The Internet has been known to be good at connecting people and machines together. Traditional connection media are baseband (single frequency signal) or broardband (multiple frequency signals). These technologies work well, if the people or machines are stationary. However, the fact is we don't want to be stationary. We want to be mobile, and keep moving. Therefore we are searching for the invisible link, no physical media attached. WAP provides such an invisible link for the Internet. In this issue, we explore how this invisible link works over thin air.

ABC of WAP Last article we have looked at how WAP works in general. A quick recap is that contents are generated by WML, Wireless Markup Language. Microbrowsers are used on small wireless devices to read WML contents and navigate through the contents. Behind the scene, there is a WAP Server (or Gateway) that handles traffic between the devices and content servers (web servers on the Internet).
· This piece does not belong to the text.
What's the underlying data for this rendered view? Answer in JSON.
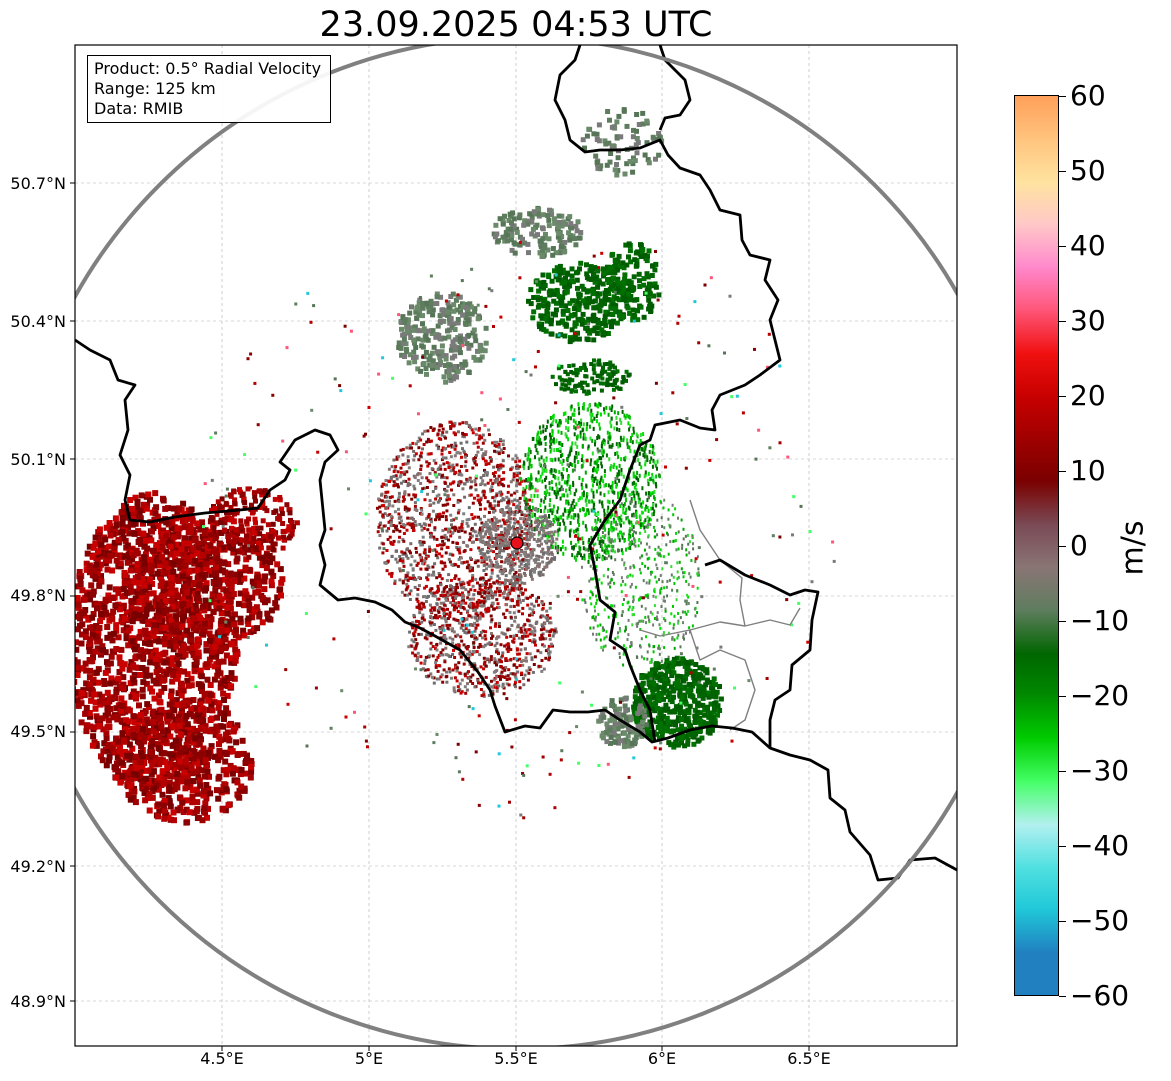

This time we are going to look at how the wireless devices communicate with WAP Gateway. When it comes to network communication, the buzz word 'protocol' should be the first thing we think about. In short, protocol is a set of rules that dictates the way of communications between two parties.

WSP, Wireless Session Protocol, is defined in WAP to provide a session service to wireless applications for cilient/server communications. Same to all other components under WAP, there are two major considerations when these components are being design, latency and low-bandwidth. Before we dig deep into this protocol, a quick mental note should be made. WSP is designed to provide (not limited to) browsing capability. At first sight, it can be looked at HTTP's sibling. (only smarter) This protocol provide the following features to wireless applications.

1. It handles the establishing and releasing of reliable sessions between client (e.g. mobile phones) and server (WAP gateway).

2. The protocol provides client and server capability negotiation. Elements such as Protocol Data Unit size and maximum outstanding requests are agreed on a session bases.

3. WSP also defines compact encoding for content exchange between client and server. The intention of encoding is to actually minimize data that have to go over the link. This is a big improvement on content size over HTTP. (HTTP transmit all headers and contents as plain text).

4. Another feature that makes WSP efficient over wireless links is the suspend and resume session capability. WSP allows session to last over weeks and months. This implies that session setup and negotiation can be done once and be reused overtime. Current HTTP sessions are created for every connection, and are shutdown down after a HTML page is loaded.